Dass ich Kitty verloren habe, ist immer noch schrecklich, ich habe das Gefühl, dass ich gar nicht von mir, von uns, schreibe, es kommt mir surreal vor - möglicherweise aus Selbstschutz.
Wir waren heute Abend aus, wir waren schon lange zum gemeinsamen Essengehen verabredet und hatten es schon zweimal verschoben. Es war sehr okay, wir hatten uns zuvor darauf verständigt, dass wir Kitty nicht thematisieren. Doch unabhängig davon haben sie die Tatsache, wie lange wir nicht in Urlaub waren, angesprochen. Das hat mich dann an meinen Beitrag in @mote und ihren Thread erinnert und mir wurde für einen Moment ganz schwer ums Herz.
Auf der Heimfahrt habe ich zu meinem Mann gesagt, dass ich einerseits nach Hause will, zu meinen beiden Süßen und in unser Bett und andererseits am liebsten die ganze Nacht nur herumfahren würde, um nicht nach Hause kommen zu müssen.
Es war dann weniger schlimm als ich dachte, weil wir freudig von Eduard begrüßt wurden - eine Rolle, die bisher Kitty inne hatte und die auch meistens exklusiv. Eduard kam meistens erst einige Zeit später die Treppe aus dem zweiten Stockwerk herunter und Margret ist keine Katze, die es interessiert, ob wir da sind oder nicht. Doch Kitty hat immer schon an der Wohnungstüre gewartet - sie ist verglast und ich konnte sie von außen sehen. Sie muss es schon gehört haben, dass wir die Haustüre aufschließen. Früher, als sie noch jünger war und besser gehört hat, ist aufgesprungen, wenn das Auto meines Mannes vorfuhr und es getutet hat, wenn es sich automatisch verschloss.
Kitty war uns so zugewandt - ich hatte wirklich das Gefühl, dass es ihr auch um uns geht und dass wir hier nicht nur von ihr geduldet waren. Es gibt nur zwei Menschen, außer uns, die sie kennen - dazu gehört meine Mutter und eine meiner Freundinnen. Ansonsten hat sie sich nie (!) blicken lassen, wenn wir Gäste hatten - auch Gäste, die eine oder mehrere Nächte hier gewohnt haben, haben Kitty nie zu Gesicht bekommen. Sie hat die unmöglichsten Verstecke ausfindig gemacht, damit sie bloss nicht mit unseren Besuchern konfrontiert wurde. Was haben wir diese Katze gesucht! Und immer wieder gefunden. Spätestens eine halbe Stunde, wenn der letzte Gast gegangen ist, hat sie sich wieder hervorgewagt und mitten in der Wohnung auf dem Boden gelegen und sich gereckt und gestreckt und hin- und hergewälzt vor lauter Freude: Endlich sind DIE weg! Die sollen bitte NIE WIEDER kommen.
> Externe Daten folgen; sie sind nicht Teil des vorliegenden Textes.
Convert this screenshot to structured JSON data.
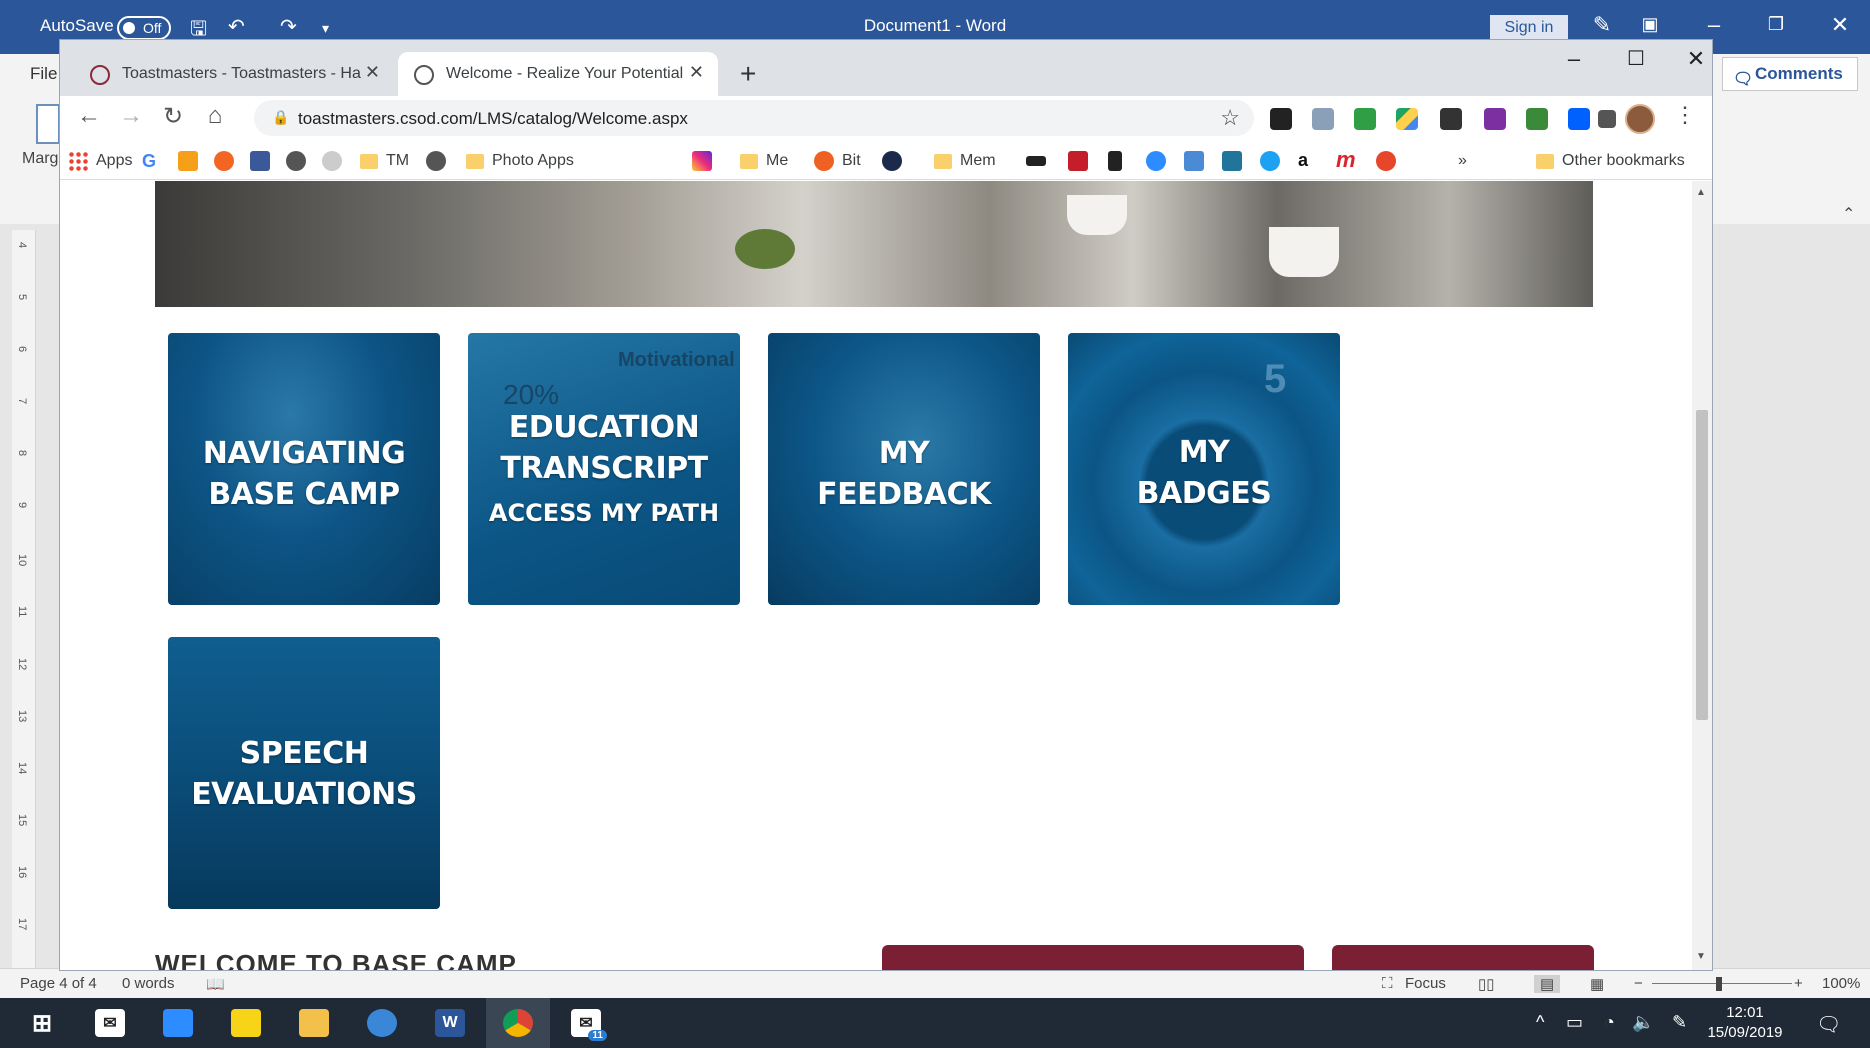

Meine Mutter ist sehr ruhig und die Freundin, der sie sich gezeigt hat, auch. Meine Mutter durfte sie sogar anfassen und streicheln. Es ist seltsam, wie reserviert sie letztlich war, denn sie konnte gar nicht genug von uns gestreichelt werden - sie war so liebedürftig und verschmust und verrückt danach, ihre kleine Schnauze in meine (frisch gefärbten) Haare und mein Gesicht zu drücken.
In der Nacht vor ihrem Tod habe ich geträumt, dass der Tierarzt geklingelt und sie sich so erschreckt hat, dass sie im Bett unter mein T-Shirt gekrabbelt ist und sich dort versteckt hat. Den Traum kann man - wie so oft - so oder so auslegen. Eine Interpretation ist die, dass sie nicht gehen wollte und Zuflucht bei mir gesucht hat. Meine ist die, dass sie wusste, dass sie gehen wird und sich noch einmal ganz eng an mich schmiegen und mich ganz nah bei sich haben wollte. Ich habe sie die ganze Zeit über gehalten, auch wenn mir noch nie etwas so schwergefallen, wie diese beiden Spritzen "frei zu geben" - muss ich auch unserem Tierarzt ein großes Kompliment machen, denn er hat es wirklich gut gemacht und ich bin auch meinem Mann sehr dankbar, dass die beiden Männer währenddessen ganz ruhig miteinander geplaudert haben - über Dies und Das, den Baum vor unserem Fenster, die Nähe zum Wald, in der wir wohnen ...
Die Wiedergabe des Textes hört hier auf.